Part of the joy of reading novels about English public schools is the cricket. Any aficionado of P.G. Wodehouse knows this. It provides a rivalry in which our hero can be pitted against his adolescent nemesis and beat the stuffing out of him, or prove the villainy of one of the school's houses. Harry Potter is (or was, in its early years) in the same sort of genre, with the trifling addition of magic and a more or less epic battle of good against evil. And yet, even with magic at her disposal, J.K. Rowling can only come up with the complete waste of time that is Quidditch.
I start with the scoring, which is madly inflated. There is no point in the goals' being worth ten points, and the Snitch one hundred fifty. Now, with scores in the hundreds, the resemblance to cricket is more marked. But, where (with the exception of boundaries) cricketers must actually do something for these high scores, Quidditch requires almost nothing. In rugby, it is true that tries are worth five (or four) points, which is more than one, but still the score does not mount as ludicrously quickly.
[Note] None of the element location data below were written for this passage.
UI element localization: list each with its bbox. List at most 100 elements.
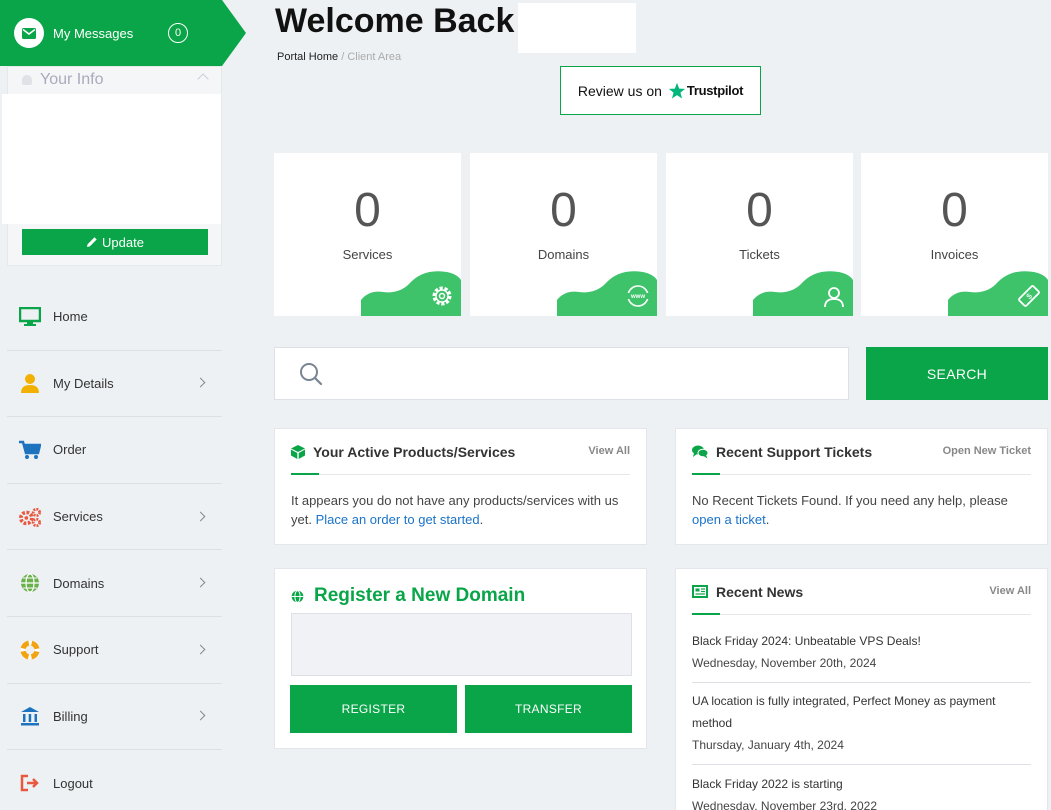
news-item[interactable]: Black Friday 2024: Unbeatable VPS Deals!… bbox=[692, 630, 1031, 683]
review-text: Review us on bbox=[577, 82, 662, 99]
lifebuoy-icon bbox=[19, 639, 41, 661]
update-button[interactable]: Update bbox=[22, 229, 208, 255]
open-ticket-link[interactable]: open a ticket bbox=[692, 512, 766, 527]
news-title[interactable]: Black Friday 2024: Unbeatable VPS Deals! bbox=[692, 630, 1031, 652]
search-icon bbox=[300, 363, 323, 386]
breadcrumb-separator: / bbox=[341, 51, 345, 63]
your-info-header[interactable]: Your Info bbox=[8, 67, 221, 93]
trustpilot-review-button[interactable]: Review us on Trustpilot bbox=[560, 66, 761, 115]
tickets-label: Tickets bbox=[739, 247, 780, 262]
your-info-title: Your Info bbox=[40, 71, 104, 88]
view-all-link[interactable]: View All bbox=[588, 445, 630, 457]
www-icon: www bbox=[627, 285, 649, 307]
sidebar-item-order[interactable]: Order bbox=[7, 417, 222, 484]
view-all-link[interactable]: View All bbox=[989, 585, 1031, 597]
sidebar-item-label: Home bbox=[53, 309, 88, 325]
cogs-icon bbox=[19, 506, 41, 528]
place-order-link[interactable]: Place an order to get started bbox=[316, 512, 480, 527]
your-info-content bbox=[2, 94, 221, 224]
sidebar-item-label: Domains bbox=[53, 575, 105, 591]
panel-title: Recent Support Tickets bbox=[716, 443, 873, 460]
chevron-right-icon bbox=[195, 377, 206, 388]
search-input[interactable] bbox=[274, 347, 849, 400]
recent-news-panel: Recent News View All Black Friday 2024: … bbox=[675, 568, 1048, 810]
sidebar-item-support[interactable]: Support bbox=[7, 617, 222, 684]
bank-icon bbox=[19, 705, 41, 727]
sidebar-item-home[interactable]: Home bbox=[7, 284, 222, 351]
invoices-count: 0 bbox=[941, 184, 968, 237]
logout-icon bbox=[19, 772, 41, 794]
invoices-label: Invoices bbox=[930, 247, 979, 262]
active-products-panel: Your Active Products/Services View All I… bbox=[274, 428, 647, 545]
breadcrumb-current: Client Area bbox=[347, 51, 402, 63]
sidebar-item-domains[interactable]: Domains bbox=[7, 550, 222, 617]
my-messages-tab[interactable]: My Messages 0 bbox=[0, 0, 246, 66]
my-messages-label: My Messages bbox=[53, 25, 134, 41]
services-label: Services bbox=[342, 247, 393, 262]
trustpilot-brand: Trustpilot bbox=[686, 83, 744, 98]
breadcrumb: Portal Home / Client Area bbox=[277, 51, 401, 63]
gear-icon bbox=[432, 286, 452, 306]
sidebar-item-label: Services bbox=[53, 509, 103, 525]
transfer-button[interactable]: TRANSFER bbox=[465, 685, 632, 733]
update-label: Update bbox=[102, 234, 144, 250]
sidebar-item-my-details[interactable]: My Details bbox=[7, 351, 222, 418]
tickets-tile[interactable]: 0 Tickets bbox=[666, 153, 853, 316]
chevron-right-icon bbox=[195, 644, 206, 655]
sidebar-item-logout[interactable]: Logout bbox=[7, 750, 222, 810]
news-title[interactable]: UA location is fully integrated, Perfect… bbox=[692, 690, 1031, 734]
comments-icon bbox=[692, 445, 708, 458]
star-icon bbox=[668, 82, 686, 98]
domain-search-field[interactable] bbox=[291, 613, 632, 676]
panel-header: Your Active Products/Services View All bbox=[291, 429, 630, 475]
header-underline bbox=[291, 473, 319, 475]
chevron-right-icon bbox=[195, 511, 206, 522]
monitor-icon bbox=[19, 306, 41, 328]
panel-title: Your Active Products/Services bbox=[313, 443, 516, 460]
news-title[interactable]: Black Friday 2022 is starting bbox=[692, 773, 1031, 795]
news-item[interactable]: Black Friday 2022 is starting Wednesday,… bbox=[692, 773, 1031, 810]
sidebar-item-services[interactable]: Services bbox=[7, 484, 222, 551]
breadcrumb-home-link[interactable]: Portal Home bbox=[277, 51, 338, 63]
sidebar-item-label: Logout bbox=[53, 775, 93, 791]
panel-header: Recent Support Tickets Open New Ticket bbox=[692, 429, 1031, 475]
cart-icon bbox=[19, 439, 41, 461]
sentence-end: . bbox=[765, 512, 770, 527]
search-button[interactable]: SEARCH bbox=[866, 347, 1048, 400]
sentence-end: . bbox=[479, 512, 484, 527]
header-underline bbox=[692, 613, 720, 615]
services-tile[interactable]: 0 Services bbox=[274, 153, 461, 316]
pencil-icon bbox=[87, 237, 97, 247]
open-new-ticket-link[interactable]: Open New Ticket bbox=[943, 445, 1031, 457]
news-date: Wednesday, November 20th, 2024 bbox=[692, 656, 877, 670]
user-icon bbox=[19, 372, 41, 394]
news-date: Wednesday, November 23rd, 2022 bbox=[692, 799, 877, 810]
sidebar-item-label: Billing bbox=[53, 708, 88, 724]
page-title: Welcome Back bbox=[275, 2, 515, 40]
news-date: Thursday, January 4th, 2024 bbox=[692, 738, 844, 752]
redacted-username bbox=[518, 3, 636, 53]
chevron-right-icon bbox=[195, 577, 206, 588]
sidebar-item-billing[interactable]: Billing bbox=[7, 684, 222, 751]
register-domain-title: Register a New Domain bbox=[314, 585, 526, 606]
header-underline bbox=[692, 473, 720, 475]
sidebar-item-label: Order bbox=[53, 442, 87, 458]
tickets-count: 0 bbox=[746, 184, 773, 237]
invoices-tile[interactable]: 0 Invoices $ bbox=[861, 153, 1048, 316]
register-domain-header: Register a New Domain bbox=[291, 585, 525, 607]
user-icon bbox=[824, 287, 844, 308]
sidebar-nav: Home My Details Order Services Domains S… bbox=[7, 284, 222, 810]
globe-icon bbox=[291, 589, 304, 603]
register-button[interactable]: REGISTER bbox=[290, 685, 457, 733]
register-domain-panel: Register a New Domain REGISTER TRANSFER bbox=[274, 568, 647, 749]
active-tab-arrow bbox=[222, 0, 246, 66]
user-icon bbox=[22, 75, 32, 85]
no-tickets-text: No Recent Tickets Found. If you need any… bbox=[692, 493, 1008, 508]
recent-tickets-panel: Recent Support Tickets Open New Ticket N… bbox=[675, 428, 1048, 545]
news-item[interactable]: UA location is fully integrated, Perfect… bbox=[692, 690, 1031, 765]
sidebar-item-label: My Details bbox=[53, 375, 114, 391]
envelope-icon bbox=[14, 18, 44, 48]
panel-header: Recent News View All bbox=[692, 569, 1031, 615]
domains-tile[interactable]: 0 Domains www bbox=[470, 153, 657, 316]
globe-icon bbox=[19, 572, 41, 594]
Furthermore, the Snitch is clearly worth too much, even relative to the ten-point goals. It almost guarantees victory. We have our counter-example in Viktor Krum, but the absurdly long odds that the Weasley twins get clearly show that it is extremely rare for any team to lose if its Seeker has caught the Snitch. No other sport is as badly skewed to one skill player. Kevin Pietersen, David Beckham, Jerry Rice, Joe DiMaggio--not one has ever had such a massive effect for his team. The margins of victory are not as large, nor are they as consistent. I realize that the privileged position of the Seeker helps Harry to be the meteoric favorite of Gryffindor House, which helps the plot, but I submit that an occasional well-timed century or spot-kick would be far more suspenseful and effective.
Timing, also, is ill-considered. Cricket matches can be limited either by time or by fallen wickets, depending on the format. Almost all other sports are limited by time, or at least generally take about the same amount of time per match (e.g. baseball). To have no limit except the capture of the Snitch makes no sense. Especially taking into account the stupid point value of the Snitch, this is so arbitrary and so little dependent on any sustained skill of either team that it is meaningless as a measure of team quality.
The three hoops probably have the three stumps in cricket to thank for their provenance. They are largely defensible, as we can see, but this does not make them less silly. They function essentially as separate goals, which is an innovation unknown and undesirable.
It is clear that a house sport makes, or should make, the books more charming. It is probably true that a magical society would not play cricket, although with the closely parallel evolution of Muggle and magical Britain it only really makes sense that their sport would be much more akin to at least one of the major British sports than is Quidditch. This would be true and to be wished even if Quidditch were not so stupid. But, alas, it is.